Gel vs AGM Batteries

In Batteries for Solar Systems by Kayla Jlassi

Gel vs AGM Batteries – Which to Choose?

The following is a discussion on some general guidelines and considerations when deciding whether to purchase a Gel or AGM VRLA Battery! While each battery does have certain advantages, for solar applications in general, the quality of the manufacturer and specific battery is usually more important than a Gel vs AGM distinction.

Concorde AGM Batteries
MK DEKA Batteries
Outback Batteries
Rolls Batteries

Valve Regulated Lead-Acid (VLRA) batteries come in one of two technology types: Gel (also known as “starved electrolyte”) or Absorbed Glass Mat (AGM) (also known as “absorbed electrolyte”). Which is better depends on the manufacturer, the battery specification, and the application. Note the below are generalizations and may depend heavily on the manufacturer. E.g. Deka states their Gel battery is better for deep discharge than AGM, Concorde states the opposite for their AGM battery.

Cycle life

The cycle life of the battery is dependent on the manufacturer and battery model. As an example: a Deka 8G Gel battery has a cycle life of approximately 1000 cycles to 50% Depth of Discharge (DOD), whereas their 8A AGM battery only has 500 cycles to 50% DOD. Compare this to the Concorde Sun Xtender AGM battery, which is rated to 1000 cycles to 50% DOD. Universal Power Group (UPG) Gel and AGM batteries are both rated for 500 cycles to 50% DOD. In backup power Uninterruptible Power Supply (UPS) applications this is an inconsequential difference, as the battery is almost always floating at a full state of charge and may only cycle a few times a year. However, in solar power system applications, batteries are cycled to some depth of discharge daily, so a higher battery cycle life rating is beneficial.
Cycle Life


Most manufacturers agree that AGM batteries operate better in colder climates (below 32°F [0°C]). While it is true that many AGM batteries are able to deliver a higher percentage of rated capacity at lower temperature, Gel batteries are quite capable at lower temperature and many are rated to operate at temperatures as low as -76°F (-60°C). Therefore, what’s important is to size the battery appropriately so it can deliver the required amount of energy while operating at lower temperature and to ensure the electrolyte does not freeze.
Temperature Effects on Batteries

Discharge Rates

Generally, AGM batteries allow higher discharge rates than Gel batteries. Manufacturers of AGM batteries frequently provide Cold Cranking Amps (CCA) ratings on battery spec sheets. The CCA rating is applicable to powering high current motors to start engines and is not applicable in most solar or UPS applications. Although some solar systems may start motor loads and other surge loads, these surge loads are typically inconsequential to selection of the battery technology.

VRLA batteries are not sealed

A lot of people refer to VRLA batteries as sealed, but they are not actually sealed; they are valve-regulated. They contain a pressure relief valve that opens when the internal battery pressure becomes too high, as a result of overcharging. Some smaller AGM and Gel batteries, typically less than 36AH, are truly sealed and have no valve. Both batteries are similar in this regard, so this feature is not a factor in technology selection.

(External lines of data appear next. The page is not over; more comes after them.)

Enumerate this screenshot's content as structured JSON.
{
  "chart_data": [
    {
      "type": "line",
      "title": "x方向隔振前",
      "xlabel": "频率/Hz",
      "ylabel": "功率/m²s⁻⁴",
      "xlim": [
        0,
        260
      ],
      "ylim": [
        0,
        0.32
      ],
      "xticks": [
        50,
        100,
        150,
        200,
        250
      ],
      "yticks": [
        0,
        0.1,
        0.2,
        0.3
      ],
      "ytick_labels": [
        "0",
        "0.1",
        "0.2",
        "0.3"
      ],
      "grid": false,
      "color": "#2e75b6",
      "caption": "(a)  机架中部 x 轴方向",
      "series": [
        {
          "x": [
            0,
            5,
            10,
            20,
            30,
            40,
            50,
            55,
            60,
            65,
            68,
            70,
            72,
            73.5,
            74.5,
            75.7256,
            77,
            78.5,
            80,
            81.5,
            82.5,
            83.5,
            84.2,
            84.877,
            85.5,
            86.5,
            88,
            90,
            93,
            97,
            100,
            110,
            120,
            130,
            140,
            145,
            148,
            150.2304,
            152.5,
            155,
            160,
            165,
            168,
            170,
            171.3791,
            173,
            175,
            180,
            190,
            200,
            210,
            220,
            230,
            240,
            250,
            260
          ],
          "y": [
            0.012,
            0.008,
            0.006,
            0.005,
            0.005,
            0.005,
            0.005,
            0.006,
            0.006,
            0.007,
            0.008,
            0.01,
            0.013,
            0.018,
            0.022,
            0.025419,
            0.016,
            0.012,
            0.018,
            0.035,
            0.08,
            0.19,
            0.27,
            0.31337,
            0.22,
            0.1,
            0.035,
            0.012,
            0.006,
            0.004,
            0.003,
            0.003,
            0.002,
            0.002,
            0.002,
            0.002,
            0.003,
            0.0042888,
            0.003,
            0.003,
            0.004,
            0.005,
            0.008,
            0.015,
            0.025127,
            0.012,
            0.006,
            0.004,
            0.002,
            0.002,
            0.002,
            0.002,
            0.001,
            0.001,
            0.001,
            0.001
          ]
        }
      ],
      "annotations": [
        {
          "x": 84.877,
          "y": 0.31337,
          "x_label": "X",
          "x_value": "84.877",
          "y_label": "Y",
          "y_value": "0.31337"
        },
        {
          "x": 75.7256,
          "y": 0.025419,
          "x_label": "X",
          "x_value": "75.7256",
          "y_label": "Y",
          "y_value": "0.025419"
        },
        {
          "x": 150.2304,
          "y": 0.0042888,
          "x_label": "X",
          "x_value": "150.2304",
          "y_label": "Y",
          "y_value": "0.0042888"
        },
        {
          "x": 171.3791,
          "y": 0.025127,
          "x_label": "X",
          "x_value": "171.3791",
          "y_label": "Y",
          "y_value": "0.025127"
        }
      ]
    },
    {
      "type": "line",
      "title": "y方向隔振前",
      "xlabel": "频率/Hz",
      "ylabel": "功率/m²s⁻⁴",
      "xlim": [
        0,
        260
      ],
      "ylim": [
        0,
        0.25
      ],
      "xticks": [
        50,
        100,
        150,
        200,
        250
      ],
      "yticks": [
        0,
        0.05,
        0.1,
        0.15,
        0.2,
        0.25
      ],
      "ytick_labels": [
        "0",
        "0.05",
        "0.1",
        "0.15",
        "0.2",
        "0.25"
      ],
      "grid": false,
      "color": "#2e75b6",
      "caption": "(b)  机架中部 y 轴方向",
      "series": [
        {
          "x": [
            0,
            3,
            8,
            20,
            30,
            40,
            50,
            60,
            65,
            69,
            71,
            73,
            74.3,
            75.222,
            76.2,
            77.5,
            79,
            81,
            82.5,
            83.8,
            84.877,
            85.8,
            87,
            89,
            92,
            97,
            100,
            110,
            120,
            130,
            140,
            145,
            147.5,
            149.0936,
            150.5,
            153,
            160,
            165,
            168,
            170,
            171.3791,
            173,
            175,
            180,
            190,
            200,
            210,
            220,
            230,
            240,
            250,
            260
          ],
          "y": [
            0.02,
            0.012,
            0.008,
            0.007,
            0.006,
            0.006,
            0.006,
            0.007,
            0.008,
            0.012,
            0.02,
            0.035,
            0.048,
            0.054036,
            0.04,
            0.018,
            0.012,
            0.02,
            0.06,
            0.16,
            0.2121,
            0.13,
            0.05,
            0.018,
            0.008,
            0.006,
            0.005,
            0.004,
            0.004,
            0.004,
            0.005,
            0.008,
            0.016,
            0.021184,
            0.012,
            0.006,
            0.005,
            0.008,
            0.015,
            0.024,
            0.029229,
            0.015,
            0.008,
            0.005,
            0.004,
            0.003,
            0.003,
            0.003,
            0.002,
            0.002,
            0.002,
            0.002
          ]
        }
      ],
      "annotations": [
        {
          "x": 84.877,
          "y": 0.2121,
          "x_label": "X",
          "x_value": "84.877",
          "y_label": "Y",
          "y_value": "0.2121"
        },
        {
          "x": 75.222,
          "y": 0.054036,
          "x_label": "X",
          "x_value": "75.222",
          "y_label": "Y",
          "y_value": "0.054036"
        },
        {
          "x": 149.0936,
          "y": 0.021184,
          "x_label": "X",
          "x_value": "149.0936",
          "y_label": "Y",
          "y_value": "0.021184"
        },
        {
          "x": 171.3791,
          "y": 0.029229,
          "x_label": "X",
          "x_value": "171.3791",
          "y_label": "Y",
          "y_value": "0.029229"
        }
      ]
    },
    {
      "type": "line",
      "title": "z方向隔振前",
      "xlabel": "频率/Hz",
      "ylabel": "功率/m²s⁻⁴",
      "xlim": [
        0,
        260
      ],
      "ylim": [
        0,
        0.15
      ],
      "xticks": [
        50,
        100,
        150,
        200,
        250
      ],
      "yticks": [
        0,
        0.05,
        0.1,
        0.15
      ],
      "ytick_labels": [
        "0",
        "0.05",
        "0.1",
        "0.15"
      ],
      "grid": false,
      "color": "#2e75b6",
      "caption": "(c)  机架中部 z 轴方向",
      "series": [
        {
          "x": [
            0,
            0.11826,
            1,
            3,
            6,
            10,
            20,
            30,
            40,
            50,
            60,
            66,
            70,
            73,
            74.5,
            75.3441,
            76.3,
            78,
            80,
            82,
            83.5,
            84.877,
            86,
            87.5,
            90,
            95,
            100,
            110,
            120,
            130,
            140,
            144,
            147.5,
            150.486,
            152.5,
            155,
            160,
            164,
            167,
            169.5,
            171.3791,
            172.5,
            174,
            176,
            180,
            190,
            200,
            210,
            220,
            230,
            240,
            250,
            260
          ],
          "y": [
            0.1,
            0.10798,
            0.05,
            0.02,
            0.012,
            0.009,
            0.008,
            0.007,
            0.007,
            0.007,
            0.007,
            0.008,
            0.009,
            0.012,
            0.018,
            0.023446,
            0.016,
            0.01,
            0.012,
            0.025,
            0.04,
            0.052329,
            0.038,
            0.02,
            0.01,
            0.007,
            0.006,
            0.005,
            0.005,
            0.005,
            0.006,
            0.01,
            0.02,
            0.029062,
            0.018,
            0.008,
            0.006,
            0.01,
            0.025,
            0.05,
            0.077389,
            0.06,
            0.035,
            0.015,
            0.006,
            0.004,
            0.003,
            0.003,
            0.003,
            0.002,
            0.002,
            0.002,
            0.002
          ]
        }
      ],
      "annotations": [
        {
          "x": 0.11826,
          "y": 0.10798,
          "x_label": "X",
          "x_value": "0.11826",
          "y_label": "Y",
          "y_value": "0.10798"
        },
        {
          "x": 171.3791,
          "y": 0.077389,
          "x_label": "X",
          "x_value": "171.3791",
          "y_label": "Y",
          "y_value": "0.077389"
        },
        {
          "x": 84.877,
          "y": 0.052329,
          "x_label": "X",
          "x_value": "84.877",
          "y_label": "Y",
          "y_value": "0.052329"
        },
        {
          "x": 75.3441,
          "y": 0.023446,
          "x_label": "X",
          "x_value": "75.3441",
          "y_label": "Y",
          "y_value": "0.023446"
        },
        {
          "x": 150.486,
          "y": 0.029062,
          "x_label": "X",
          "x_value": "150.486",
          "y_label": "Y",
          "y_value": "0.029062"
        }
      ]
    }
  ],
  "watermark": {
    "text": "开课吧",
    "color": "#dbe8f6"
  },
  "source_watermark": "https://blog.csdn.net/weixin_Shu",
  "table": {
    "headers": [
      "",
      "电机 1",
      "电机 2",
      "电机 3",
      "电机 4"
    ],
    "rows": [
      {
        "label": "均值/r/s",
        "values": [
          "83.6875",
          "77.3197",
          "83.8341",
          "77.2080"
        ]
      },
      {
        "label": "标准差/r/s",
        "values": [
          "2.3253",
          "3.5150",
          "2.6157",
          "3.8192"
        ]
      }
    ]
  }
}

Note: when the valve opens and the gas is released, the gas is gone and cannot be used in the recombination process of recharging the battery, essentially reducing the capacity of the battery. Therefore, it is important to minimize the overcharging and gassing of VRLA batteries.


AGM and Gel batteries are competitively priced for a given Amp-hour capacity and cycle life specification. The largest factor influencing the battery price is the life cycle rating of the battery. For example, batteries rated for 1000 cycles at 50% DOD will be higher priced than batteries rated for 500 cycles at 50% DOD.

In Summary

While each battery technology has advantages for certain solar and UPS applications, in general the battery specifications as evidenced by the battery specification sheet, as well as the experience of the manufacturer, are typically more important than a Gel vs AGM distinction. Given the electrical load and the charging sources, if the battery is sized suitably to deliver the expected design life in consideration of the application operating temperature range, then either Gel or AGM batteries will provide excellent performance. If the application is intended to be in service only a few years, then it may be suitable to select a battery with a lower cycle life rating and to design for higher depth of discharge. On the other hand, to maximize the service life of the battery the battery should be size for shallower average depth of discharge and a battery with a higher cycle life rating should be chosen.